The hypothalamus is a critical regulator of many physiological processes and behaviors that are essential for life. Each anatomically-defined hypothalamic nucleus consists of functionally heterogeneous neuronal subpopulations that dictate distinct innate behaviors such as feeding, mating, and parental care.
We are interested in studying how the developing hypothalamus generates diverse neuronal identities that ultimately give rise to distinct survival behaviors. We focus our initial studies on two intermingled neuronal subpopulations in the arcuate nucleus of the hypothalamus that play an essential role in feeding regulation. Neurons that produce the orexigenic neuropeptide Y (NPY) and agouti-related protein (AgRP) directly stimulate food intake, whereas those synthesizing the anorexigenic peptide pro-opiomelanocortin (POMC) suppress feeding.
To understand how common hypothalamic progenitors generate two neuronal populations that have the opposite effects on food intake, we took advantage of transgenic mouse lines in which POMC or NPY/AgRP neurons are genetically labeled by green fluorescent proteins. We isolated these neurons from the developing hypothalamus and purified them via fluorescence activated cell sorting. Through cell type-specific transcriptomics analysis, we identified several transcription regulators that show differential expression patterns in one population but not the other.
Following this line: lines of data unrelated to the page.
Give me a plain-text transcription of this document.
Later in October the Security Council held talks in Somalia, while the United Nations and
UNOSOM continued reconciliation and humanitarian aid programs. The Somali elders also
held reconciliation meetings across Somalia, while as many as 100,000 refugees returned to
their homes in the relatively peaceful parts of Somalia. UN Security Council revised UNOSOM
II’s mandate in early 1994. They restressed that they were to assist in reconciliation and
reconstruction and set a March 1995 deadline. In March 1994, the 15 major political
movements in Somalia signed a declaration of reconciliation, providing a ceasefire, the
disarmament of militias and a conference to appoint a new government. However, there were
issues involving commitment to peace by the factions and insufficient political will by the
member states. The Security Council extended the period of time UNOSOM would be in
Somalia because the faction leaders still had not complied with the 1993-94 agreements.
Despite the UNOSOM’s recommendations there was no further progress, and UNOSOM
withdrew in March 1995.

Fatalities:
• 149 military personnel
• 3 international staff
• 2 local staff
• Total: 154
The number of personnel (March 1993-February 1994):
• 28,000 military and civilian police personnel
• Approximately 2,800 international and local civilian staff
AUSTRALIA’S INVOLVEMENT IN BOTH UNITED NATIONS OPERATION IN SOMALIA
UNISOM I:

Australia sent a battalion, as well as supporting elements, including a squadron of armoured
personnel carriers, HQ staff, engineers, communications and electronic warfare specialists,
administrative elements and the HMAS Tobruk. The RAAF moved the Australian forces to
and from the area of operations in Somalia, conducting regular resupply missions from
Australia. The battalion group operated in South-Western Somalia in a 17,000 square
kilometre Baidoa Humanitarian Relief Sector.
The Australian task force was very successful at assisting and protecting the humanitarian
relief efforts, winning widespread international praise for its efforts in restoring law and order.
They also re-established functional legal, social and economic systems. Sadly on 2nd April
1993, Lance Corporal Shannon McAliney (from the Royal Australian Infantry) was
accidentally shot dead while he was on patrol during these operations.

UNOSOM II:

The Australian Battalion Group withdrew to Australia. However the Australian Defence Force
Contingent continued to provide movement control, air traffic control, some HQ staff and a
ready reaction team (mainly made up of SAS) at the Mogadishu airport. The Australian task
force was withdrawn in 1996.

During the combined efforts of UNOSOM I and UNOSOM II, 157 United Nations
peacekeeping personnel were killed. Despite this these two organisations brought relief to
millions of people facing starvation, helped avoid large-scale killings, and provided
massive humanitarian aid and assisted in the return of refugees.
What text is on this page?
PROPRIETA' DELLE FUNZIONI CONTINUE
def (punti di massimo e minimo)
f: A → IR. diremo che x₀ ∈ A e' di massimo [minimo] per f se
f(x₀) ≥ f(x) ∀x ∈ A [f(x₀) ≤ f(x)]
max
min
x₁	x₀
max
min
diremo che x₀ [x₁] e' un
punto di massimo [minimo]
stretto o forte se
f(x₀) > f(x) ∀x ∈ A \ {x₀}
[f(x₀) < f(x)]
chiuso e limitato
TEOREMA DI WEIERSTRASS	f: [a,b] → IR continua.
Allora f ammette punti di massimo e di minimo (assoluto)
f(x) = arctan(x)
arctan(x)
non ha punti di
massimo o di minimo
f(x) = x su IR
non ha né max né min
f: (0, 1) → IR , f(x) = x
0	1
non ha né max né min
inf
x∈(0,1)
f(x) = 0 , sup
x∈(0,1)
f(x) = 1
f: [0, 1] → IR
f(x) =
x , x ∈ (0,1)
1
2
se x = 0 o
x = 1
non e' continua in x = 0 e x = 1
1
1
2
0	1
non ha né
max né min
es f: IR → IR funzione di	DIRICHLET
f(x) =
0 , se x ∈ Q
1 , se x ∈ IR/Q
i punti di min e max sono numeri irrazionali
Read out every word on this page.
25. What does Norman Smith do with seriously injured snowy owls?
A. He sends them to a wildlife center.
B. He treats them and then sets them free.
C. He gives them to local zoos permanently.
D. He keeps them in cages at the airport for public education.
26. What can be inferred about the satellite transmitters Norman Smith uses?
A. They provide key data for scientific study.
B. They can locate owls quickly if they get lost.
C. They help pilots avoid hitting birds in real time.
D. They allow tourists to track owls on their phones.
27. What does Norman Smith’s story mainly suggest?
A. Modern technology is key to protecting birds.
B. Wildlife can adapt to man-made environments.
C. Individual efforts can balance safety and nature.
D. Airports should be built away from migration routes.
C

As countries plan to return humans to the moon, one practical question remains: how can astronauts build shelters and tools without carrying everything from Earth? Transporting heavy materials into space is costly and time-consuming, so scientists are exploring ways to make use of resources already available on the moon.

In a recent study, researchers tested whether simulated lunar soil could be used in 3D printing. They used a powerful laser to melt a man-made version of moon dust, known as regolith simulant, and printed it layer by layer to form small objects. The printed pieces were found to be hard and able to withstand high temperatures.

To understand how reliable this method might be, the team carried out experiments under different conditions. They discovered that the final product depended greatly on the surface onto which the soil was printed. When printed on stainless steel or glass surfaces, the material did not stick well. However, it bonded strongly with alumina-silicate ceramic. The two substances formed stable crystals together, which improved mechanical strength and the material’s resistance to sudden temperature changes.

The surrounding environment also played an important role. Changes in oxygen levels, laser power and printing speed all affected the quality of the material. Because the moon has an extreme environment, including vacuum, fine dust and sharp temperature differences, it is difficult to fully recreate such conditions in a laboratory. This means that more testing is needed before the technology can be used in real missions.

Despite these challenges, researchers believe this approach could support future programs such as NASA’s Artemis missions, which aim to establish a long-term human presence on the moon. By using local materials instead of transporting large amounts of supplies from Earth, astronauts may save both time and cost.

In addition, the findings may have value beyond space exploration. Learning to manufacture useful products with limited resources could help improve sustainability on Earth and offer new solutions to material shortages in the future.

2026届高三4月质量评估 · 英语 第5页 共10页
Meanwhile, we have developed genetic tools (e.g. POMC::CreERT2 and AgRP::CreERT2 mice) to target these factors specifically in POMC or AgRP neurons in a spatiotemporally controlled manner across different stages of life.
We are currently investigating the potential roles of these differentially-expressed transcription factors in specifying the orexigenic vs. the anorexigenic cell fates during development as well as in maintaining energy homeostasis throughout adulthood. With these studies, we hope to establish a framework that would help us to understand how diverse neuronal identities are established and maintained in the hypothalamus, and how intrinsic genetic programs interact with environmental cues to shape adult behaviors that are essential for survival.